Diriez-vous que la France des villes et la France des champs sont en train de se réconcilier ou du moins de se rapprocher ?
En tout cas, je l’espère et que le cinéma contribue à attirer l’attention, comme ici avec cette histoire de village qui veut attirer l’attention des médias pour ne pas sombrer dans l’oubli. Il faut que nous soyons de plus en plus solidaires avec notre monde agricole qui nous nourrit depuis des siècles. Pour les gens comme moi, la campagne est souvent liée à des souvenirs d’enfance, à des valeurs qu’on nous a transmises, comme le travail, le courage, l’écoute de la nature…
Vous êtes un homme de rupture puisque vous êtes passé de la fiscalité à la comédie. La prochaine rupture, c’est vivre à la campagne ?
Je ne sais pas, on verra. Pour l’instant, je suis très heureux avec ce que je fais et là où je vis. J’ai le théâtre de l’Œuvre, dont je suis le directeur, à faire tourner à Paris, je suis en tournée avec mon spectacle où, justement, je parle et découvre pas mal des régions. Ensuite, il y a aussi l’envie de lever un peu le pied et pourquoi pas de le faire dans la région de ma chérie au pays catalan. J’y pense de plus en plus sérieusement pour rechercher le calme et écrire.
Lors de votre spectacle qui traverse la France, avez-vous le temps de vous poser pour goûter justement au style de vie des régions ?

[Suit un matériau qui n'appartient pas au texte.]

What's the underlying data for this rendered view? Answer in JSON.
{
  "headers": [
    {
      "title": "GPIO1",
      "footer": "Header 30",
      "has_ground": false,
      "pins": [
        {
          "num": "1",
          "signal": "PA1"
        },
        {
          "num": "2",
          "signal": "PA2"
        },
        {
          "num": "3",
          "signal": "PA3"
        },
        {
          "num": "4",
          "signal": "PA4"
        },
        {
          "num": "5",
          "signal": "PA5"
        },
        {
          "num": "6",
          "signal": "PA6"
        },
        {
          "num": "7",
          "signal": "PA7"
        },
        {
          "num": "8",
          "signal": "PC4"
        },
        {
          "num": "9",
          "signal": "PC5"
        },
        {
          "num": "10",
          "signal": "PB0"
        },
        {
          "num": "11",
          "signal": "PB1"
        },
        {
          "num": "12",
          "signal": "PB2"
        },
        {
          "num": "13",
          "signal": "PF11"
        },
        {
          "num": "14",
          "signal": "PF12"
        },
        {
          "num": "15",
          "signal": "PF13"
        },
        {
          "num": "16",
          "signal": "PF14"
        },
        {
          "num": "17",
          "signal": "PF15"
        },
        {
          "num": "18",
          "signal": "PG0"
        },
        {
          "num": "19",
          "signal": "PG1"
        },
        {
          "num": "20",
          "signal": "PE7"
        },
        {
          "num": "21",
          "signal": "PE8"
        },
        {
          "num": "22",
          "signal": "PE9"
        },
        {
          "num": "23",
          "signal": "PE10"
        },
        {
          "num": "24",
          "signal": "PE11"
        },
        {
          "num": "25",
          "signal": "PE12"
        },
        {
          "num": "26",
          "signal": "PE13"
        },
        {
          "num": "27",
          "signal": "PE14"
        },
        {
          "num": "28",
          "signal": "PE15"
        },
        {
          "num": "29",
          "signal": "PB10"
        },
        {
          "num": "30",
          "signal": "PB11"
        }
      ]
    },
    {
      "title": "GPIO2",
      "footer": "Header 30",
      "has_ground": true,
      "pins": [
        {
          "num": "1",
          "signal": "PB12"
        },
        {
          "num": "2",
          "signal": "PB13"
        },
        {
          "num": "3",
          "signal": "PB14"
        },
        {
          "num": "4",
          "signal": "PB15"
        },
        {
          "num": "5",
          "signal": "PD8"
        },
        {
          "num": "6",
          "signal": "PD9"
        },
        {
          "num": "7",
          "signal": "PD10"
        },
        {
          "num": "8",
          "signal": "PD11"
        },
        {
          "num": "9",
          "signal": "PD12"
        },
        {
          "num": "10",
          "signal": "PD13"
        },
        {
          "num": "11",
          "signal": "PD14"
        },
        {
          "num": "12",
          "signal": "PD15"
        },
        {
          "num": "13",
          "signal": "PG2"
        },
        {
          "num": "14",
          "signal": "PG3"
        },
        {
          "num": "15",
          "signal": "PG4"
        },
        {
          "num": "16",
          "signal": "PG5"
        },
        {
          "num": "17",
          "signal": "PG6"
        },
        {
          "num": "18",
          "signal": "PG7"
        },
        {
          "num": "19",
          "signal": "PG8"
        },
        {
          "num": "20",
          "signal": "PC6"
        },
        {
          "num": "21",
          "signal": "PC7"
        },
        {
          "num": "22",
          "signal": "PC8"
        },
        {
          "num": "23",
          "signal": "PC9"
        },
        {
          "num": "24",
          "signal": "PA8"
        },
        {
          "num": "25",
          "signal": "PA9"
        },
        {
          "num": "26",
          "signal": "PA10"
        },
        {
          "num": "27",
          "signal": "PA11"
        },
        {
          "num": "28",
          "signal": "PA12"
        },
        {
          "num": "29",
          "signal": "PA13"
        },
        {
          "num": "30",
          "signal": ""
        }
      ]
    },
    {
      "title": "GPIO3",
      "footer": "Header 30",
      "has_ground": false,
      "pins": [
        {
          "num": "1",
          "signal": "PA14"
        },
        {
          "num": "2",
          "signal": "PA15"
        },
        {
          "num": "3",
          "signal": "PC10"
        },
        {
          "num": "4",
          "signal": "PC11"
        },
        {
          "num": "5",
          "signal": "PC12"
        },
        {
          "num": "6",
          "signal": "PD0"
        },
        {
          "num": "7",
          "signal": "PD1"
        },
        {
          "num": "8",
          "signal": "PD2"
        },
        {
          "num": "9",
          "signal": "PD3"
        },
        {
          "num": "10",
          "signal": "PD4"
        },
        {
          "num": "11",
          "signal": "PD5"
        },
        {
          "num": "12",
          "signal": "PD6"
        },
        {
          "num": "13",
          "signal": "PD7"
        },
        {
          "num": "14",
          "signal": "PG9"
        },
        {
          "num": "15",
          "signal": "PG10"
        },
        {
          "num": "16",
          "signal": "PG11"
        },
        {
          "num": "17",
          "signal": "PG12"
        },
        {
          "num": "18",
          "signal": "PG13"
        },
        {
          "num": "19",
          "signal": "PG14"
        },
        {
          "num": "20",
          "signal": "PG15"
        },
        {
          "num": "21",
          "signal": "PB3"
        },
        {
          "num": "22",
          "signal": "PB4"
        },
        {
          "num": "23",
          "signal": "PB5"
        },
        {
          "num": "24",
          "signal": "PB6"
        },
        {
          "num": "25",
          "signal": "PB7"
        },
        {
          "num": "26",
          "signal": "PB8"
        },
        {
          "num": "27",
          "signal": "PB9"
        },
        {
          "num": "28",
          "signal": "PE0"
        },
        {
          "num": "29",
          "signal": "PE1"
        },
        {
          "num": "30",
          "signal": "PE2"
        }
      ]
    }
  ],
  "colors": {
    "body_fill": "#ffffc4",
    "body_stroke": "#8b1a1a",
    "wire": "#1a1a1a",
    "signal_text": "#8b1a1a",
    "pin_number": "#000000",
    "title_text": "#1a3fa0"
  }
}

Malheureusement, le schéma est toujours un peu le même : balances-spectacle-dîner-avion le lendemain. En revanche, quand je suis avec ma fille, je prends le temps de me poser. Par exemple, je vais avec elle jouer près de Toulouse et je vais en profiter pour aller y voir des cousins. En fait, ma tournée devient aussi un prétexte pour renouer avec les gens de ma famille qui vivent à la campagne.
S’il fallait résumer tout cela ?
Je suis un citadin qui aime bien la campagne.